One of the famous sayings of Yankee farmers—along the lines of “Rain in May means a barn full of hay”—is that “A dry year will scare you, but a wet year will kill you.” Kill your farm enterprise, that is. We’re not going to be put out of business by the unprecedented rains of the first half of this summer, but the consequences have certainly been daunting. In a wet year, the growth of forage crops in pastures and meadows explodes…but grazing livestock trample much of that feed into the muddy ground, and haying machinery is unable to harvest wet crops on soggy ground. We now finally have a hay crop, but it’s so over-mature that the nutritional quality is much poorer than we’d like. Then, too, with the first cutting of hay delayed by over a month, various weeds that ordinarily get nipped in the bud have had their day.
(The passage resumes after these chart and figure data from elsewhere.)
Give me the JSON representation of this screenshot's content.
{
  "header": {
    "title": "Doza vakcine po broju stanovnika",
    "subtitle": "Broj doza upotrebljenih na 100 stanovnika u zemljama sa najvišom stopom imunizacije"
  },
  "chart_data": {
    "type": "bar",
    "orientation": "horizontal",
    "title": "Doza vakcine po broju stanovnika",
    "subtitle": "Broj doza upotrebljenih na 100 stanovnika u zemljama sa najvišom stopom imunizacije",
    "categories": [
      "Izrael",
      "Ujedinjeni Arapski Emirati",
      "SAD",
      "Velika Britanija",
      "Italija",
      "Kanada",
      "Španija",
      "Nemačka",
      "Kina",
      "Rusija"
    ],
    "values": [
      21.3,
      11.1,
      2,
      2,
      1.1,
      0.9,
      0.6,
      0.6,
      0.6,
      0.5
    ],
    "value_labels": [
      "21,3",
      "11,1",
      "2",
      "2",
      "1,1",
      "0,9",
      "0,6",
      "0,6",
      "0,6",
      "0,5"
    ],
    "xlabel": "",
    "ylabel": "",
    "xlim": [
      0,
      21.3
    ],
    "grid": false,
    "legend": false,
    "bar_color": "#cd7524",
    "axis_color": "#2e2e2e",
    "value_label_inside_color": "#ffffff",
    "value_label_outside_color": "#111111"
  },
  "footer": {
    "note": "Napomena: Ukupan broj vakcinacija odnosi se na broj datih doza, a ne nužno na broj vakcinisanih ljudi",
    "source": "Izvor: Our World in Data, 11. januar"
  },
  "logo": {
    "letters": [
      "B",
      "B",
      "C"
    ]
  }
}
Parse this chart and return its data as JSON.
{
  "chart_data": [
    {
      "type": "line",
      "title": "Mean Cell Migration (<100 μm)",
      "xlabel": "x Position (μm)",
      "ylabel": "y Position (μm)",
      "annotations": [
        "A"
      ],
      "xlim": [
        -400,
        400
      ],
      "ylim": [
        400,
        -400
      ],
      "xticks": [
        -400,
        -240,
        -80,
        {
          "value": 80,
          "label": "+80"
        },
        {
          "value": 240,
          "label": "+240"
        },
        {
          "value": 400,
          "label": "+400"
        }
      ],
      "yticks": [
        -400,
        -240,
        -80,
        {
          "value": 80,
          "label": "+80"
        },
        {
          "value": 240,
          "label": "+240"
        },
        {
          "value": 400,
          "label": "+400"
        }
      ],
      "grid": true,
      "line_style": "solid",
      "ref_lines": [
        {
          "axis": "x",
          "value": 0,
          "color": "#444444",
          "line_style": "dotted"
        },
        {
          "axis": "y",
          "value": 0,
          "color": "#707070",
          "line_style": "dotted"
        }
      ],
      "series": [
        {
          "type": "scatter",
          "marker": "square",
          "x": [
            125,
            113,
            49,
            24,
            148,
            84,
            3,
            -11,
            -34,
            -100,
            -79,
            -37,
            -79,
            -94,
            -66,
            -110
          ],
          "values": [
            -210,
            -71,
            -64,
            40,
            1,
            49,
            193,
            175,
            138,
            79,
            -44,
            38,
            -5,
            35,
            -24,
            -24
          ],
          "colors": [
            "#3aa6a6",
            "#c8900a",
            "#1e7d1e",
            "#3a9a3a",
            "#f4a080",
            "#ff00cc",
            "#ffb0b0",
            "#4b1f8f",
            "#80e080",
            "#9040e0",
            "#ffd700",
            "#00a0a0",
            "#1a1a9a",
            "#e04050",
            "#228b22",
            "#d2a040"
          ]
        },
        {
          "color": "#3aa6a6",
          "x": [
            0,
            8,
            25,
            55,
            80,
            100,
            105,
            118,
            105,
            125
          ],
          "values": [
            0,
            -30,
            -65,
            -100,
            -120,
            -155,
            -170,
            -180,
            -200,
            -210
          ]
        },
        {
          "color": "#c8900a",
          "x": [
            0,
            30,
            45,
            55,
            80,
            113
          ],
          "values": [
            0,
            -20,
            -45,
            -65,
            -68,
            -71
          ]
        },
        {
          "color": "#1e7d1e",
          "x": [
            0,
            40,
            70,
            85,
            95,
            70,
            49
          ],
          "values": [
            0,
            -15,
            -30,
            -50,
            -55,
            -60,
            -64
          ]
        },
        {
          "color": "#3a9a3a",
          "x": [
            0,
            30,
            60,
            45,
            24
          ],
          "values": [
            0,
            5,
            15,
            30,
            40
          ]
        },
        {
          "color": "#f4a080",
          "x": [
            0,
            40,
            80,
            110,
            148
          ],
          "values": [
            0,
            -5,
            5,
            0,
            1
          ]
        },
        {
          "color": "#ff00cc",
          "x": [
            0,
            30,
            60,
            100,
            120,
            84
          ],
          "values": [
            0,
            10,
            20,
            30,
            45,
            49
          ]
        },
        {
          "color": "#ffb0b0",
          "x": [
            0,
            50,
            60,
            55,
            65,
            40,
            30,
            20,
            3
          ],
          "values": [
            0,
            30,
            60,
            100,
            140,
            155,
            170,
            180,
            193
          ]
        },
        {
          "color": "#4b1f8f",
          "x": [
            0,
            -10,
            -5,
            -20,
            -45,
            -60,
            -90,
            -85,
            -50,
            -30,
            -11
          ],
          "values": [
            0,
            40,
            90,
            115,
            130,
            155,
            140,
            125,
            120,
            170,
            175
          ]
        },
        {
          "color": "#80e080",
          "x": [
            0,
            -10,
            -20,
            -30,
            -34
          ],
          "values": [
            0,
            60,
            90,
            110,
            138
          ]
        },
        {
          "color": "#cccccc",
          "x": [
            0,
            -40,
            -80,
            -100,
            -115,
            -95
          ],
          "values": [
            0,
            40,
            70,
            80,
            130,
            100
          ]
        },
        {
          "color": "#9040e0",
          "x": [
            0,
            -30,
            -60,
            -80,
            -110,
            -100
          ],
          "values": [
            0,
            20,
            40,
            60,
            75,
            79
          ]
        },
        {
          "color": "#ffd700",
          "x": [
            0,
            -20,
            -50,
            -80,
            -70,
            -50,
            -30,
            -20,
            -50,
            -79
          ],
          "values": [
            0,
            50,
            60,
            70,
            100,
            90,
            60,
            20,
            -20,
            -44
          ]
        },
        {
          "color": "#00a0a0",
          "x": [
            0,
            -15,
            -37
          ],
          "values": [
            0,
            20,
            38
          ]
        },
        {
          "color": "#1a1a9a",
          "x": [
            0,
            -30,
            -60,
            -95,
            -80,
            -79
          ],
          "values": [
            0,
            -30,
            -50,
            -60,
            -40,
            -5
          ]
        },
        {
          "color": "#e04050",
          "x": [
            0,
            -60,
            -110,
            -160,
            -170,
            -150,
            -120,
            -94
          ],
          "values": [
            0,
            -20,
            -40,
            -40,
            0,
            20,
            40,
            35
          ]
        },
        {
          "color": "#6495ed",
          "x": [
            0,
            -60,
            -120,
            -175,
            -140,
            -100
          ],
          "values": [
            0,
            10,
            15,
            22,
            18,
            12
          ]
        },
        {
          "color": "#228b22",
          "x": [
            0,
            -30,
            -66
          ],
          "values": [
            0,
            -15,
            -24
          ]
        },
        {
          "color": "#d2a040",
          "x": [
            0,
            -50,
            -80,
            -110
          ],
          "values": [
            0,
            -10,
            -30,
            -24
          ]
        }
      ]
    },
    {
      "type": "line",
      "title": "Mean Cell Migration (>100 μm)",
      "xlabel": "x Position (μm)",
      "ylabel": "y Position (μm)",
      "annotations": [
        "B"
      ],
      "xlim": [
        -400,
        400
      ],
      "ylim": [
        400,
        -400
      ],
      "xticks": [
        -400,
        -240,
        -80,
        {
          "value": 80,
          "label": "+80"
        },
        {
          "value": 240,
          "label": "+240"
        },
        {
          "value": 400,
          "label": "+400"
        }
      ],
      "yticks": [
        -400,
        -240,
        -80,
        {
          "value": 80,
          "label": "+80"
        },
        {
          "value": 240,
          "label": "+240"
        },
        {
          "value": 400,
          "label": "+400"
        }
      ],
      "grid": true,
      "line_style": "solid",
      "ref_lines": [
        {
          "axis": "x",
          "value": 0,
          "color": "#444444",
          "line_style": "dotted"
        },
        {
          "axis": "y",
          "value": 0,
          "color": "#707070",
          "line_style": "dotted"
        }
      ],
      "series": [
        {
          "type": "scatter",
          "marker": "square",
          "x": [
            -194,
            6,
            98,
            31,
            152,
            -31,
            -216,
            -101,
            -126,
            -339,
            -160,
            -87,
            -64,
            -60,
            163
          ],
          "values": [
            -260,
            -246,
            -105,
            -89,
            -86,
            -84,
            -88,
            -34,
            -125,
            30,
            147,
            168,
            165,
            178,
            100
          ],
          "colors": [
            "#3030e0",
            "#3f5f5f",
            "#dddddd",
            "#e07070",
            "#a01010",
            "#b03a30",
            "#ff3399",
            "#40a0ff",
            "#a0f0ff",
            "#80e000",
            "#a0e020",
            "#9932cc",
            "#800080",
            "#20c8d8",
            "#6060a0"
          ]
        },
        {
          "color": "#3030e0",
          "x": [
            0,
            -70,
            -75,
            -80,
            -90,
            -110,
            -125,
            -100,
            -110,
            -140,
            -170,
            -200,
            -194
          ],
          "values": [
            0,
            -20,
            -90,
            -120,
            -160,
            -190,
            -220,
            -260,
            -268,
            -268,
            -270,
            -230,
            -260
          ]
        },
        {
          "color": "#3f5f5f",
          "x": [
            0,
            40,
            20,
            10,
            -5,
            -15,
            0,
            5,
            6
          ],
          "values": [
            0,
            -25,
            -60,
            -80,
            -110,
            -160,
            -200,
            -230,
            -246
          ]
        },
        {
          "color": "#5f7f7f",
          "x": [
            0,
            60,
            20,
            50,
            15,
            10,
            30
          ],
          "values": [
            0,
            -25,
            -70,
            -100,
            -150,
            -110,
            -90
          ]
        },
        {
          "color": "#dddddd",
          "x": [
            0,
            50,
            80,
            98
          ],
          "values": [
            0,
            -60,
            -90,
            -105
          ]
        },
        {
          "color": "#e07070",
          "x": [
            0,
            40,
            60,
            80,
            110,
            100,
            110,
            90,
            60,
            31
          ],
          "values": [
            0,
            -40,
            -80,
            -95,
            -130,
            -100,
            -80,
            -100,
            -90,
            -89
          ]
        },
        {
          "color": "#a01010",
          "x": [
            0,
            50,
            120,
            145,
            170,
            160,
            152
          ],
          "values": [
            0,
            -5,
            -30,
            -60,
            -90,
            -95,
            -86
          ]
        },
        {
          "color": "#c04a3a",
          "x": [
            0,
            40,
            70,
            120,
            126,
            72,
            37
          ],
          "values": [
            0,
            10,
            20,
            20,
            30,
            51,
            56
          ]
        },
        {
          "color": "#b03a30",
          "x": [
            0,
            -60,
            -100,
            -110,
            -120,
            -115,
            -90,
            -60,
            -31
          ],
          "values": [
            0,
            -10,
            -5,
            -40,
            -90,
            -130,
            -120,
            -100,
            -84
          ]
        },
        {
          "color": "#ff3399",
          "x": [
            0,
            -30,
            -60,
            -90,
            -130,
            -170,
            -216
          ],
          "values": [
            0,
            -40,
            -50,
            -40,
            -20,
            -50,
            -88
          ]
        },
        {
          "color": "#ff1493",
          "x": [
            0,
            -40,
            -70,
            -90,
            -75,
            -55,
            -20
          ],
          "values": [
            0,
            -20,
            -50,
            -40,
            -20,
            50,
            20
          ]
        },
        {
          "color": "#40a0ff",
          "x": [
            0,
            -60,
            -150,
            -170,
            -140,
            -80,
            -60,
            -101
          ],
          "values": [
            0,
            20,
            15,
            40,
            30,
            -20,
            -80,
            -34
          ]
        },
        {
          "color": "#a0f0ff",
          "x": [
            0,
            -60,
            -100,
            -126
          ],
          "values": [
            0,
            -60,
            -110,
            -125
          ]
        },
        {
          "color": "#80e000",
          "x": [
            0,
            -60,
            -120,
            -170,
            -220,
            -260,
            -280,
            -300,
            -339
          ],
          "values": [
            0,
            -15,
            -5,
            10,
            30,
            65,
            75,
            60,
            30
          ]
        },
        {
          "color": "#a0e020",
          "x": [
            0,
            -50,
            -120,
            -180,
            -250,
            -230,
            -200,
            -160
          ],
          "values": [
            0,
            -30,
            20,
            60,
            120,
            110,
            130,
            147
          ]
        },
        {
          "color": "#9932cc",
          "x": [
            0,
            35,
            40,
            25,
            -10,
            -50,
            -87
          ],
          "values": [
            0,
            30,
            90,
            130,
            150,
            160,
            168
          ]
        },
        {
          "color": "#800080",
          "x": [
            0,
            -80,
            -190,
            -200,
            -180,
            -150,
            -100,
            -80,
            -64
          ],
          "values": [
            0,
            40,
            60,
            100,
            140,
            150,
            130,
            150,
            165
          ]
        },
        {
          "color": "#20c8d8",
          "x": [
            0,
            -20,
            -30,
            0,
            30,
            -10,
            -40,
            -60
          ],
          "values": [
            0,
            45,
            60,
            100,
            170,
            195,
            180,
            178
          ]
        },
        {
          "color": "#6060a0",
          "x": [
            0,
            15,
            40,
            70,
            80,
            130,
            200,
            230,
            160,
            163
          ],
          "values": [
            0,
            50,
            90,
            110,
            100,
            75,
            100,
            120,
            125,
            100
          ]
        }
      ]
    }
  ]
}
Of particular concern at Treleven is the proliferation of milkweed, which happens to be a perennial. Milkweed is great for Monarch butterflies—in fact, they require it in order to complete their life-cycle—but it’s not something you want to find in a bale of hay. Hopefully, a second and third mowing before the season is over will at least discourage the milkweed…and maybe next summer we’ll be back to a “normal” weather pattern.